Hysteretic damping is not available in 3DEC. Usually people are using 3DEC to model rock, so it is not something we have added.
Thank for your answer. By the way, I wrote a fish function to modify shear modulus according to the shear reduction curve, which is approximated by a sigmoid function with Massing rule for unloading and reloading phase according to information provided from FLAC document related to hysteretic damping section. This function will be called by the command ‘fish callback’ to the calculation cycle. It works quite well when I test with a block with some zone elements at some first reversal cycles. When the number of reversal cycle increases, its behavior becomes wrong. In addition, when I refined the mesh, resulting in more zone elements, the shear stress-strain loop looks very weird. I try to change the execution point in the callback command, but shear stress-strain is still wrong. Can your team help check and suggest the reason to me? Thank you so much for your kind support.

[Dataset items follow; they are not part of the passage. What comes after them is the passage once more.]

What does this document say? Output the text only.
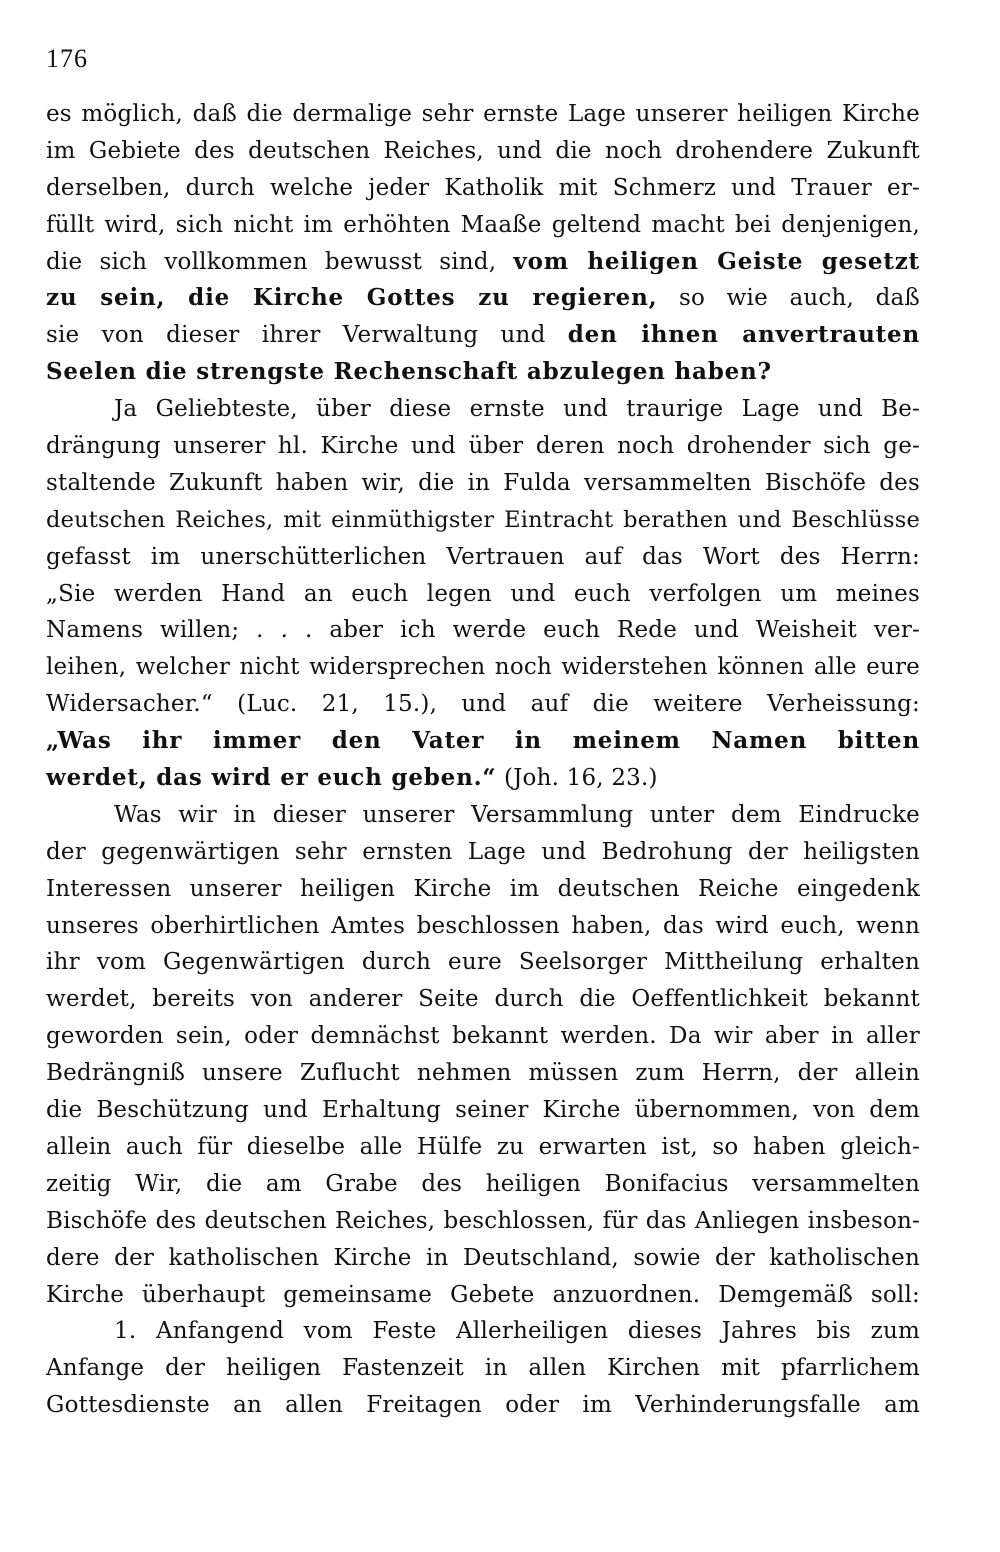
176
es möglich, daß die dermalige sehr ernste Lage unserer heiligen Kirche
im Gebiete des deutschen Reiches, und die noch drohendere Zukunft
derselben, durch welche jeder Katholik mit Schmerz und Trauer er-
füllt wird, sich nicht im erhöhten Maaße geltend macht bei denjenigen,
die sich vollkommen bewusst sind, vom heiligen Geiste gesetzt
zu sein, die Kirche Gottes zu regieren, so wie auch, daß
sie von dieser ihrer Verwaltung und den ihnen anvertrauten
Seelen die strengste Rechenschaft abzulegen haben?
Ja Geliebteste, über diese ernste und traurige Lage und Be-
drängung unserer hl. Kirche und über deren noch drohender sich ge-
staltende Zukunft haben wir, die in Fulda versammelten Bischöfe des
deutschen Reiches, mit einmüthigster Eintracht berathen und Beschlüsse
gefasst im unerschütterlichen Vertrauen auf das Wort des Herrn:
„Sie werden Hand an euch legen und euch verfolgen um meines
Namens willen; . . . aber ich werde euch Rede und Weisheit ver-
leihen, welcher nicht widersprechen noch widerstehen können alle eure
Widersacher.“ (Luc. 21, 15.), und auf die weitere Verheissung:
„Was ihr immer den Vater in meinem Namen bitten
werdet, das wird er euch geben.“ (Joh. 16, 23.)
Was wir in dieser unserer Versammlung unter dem Eindrucke
der gegenwärtigen sehr ernsten Lage und Bedrohung der heiligsten
Interessen unserer heiligen Kirche im deutschen Reiche eingedenk
unseres oberhirtlichen Amtes beschlossen haben, das wird euch, wenn
ihr vom Gegenwärtigen durch eure Seelsorger Mittheilung erhalten
werdet, bereits von anderer Seite durch die Oeffentlichkeit bekannt
geworden sein, oder demnächst bekannt werden. Da wir aber in aller
Bedrängniß unsere Zuflucht nehmen müssen zum Herrn, der allein
die Beschützung und Erhaltung seiner Kirche übernommen, von dem
allein auch für dieselbe alle Hülfe zu erwarten ist, so haben gleich-
zeitig Wir, die am Grabe des heiligen Bonifacius versammelten
Bischöfe des deutschen Reiches, beschlossen, für das Anliegen insbeson-
dere der katholischen Kirche in Deutschland, sowie der katholischen
Kirche überhaupt gemeinsame Gebete anzuordnen. Demgemäß soll:
1. Anfangend vom Feste Allerheiligen dieses Jahres bis zum
Anfange der heiligen Fastenzeit in allen Kirchen mit pfarrlichem
Gottesdienste an allen Freitagen oder im Verhinderungsfalle am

This is the hysteretic loop when mesh size is 0.1.
This is the hysteretic loop when mesh size is 0.03
This is the instruction how to detect the reversal point in hysteretic damping model in FLAC documentation, which is adopted to build the fish function. Actually, I do not understand why using these terms to detect reversal points. Can you help to explain? (γ is shear strain and e is deviatoric strain, right?, why need to divide the term by square root of 6?)
Thank you so much for your kind support.
@cheng any thoughts on this?
The reversal is based on the Massing rule.
𝑒 represents strain (not deviatoric strain).
The square root of 6 is included because the second invariant of deviatoric strain, J, is defined as follows: J = 4* {[(e11-e22)^2+((e22-e33)^2+(e33-e11)^2]/6 + (e12)^2 + (e23)^2 + (e31)^2},
Thus, J is simply the square norm of the defined 2𝛾 (note that the first three terms are divided by 6 in J).
We have no idea what caused the issue in the second figure since the scripts are not available, and it is generally due to some details.
Thank you so much for your clear explanation. I have just sent my script to your email for your checking. Because it is quite long, I do not upload on the forum.
In addition, if J is the square norm of 𝛾, it should be 𝛾4 = 𝛾4 + ( Δe11-Δ22)^2/6^0.5, why in the instruction it is 𝛾4 = 𝛾4 + ( Δe11-Δ22)*2/6^0.5, and it should be 𝛾1 = 𝛾1 + ( Δe12)^2, why in the instruction it is 𝛾1 = 𝛾1 + ( Δe12)*2. It is so confused. Thanks.
It is not wrong. However, I slightly corrected my reply. there is a factor of 4.
Thank for your clear explanation.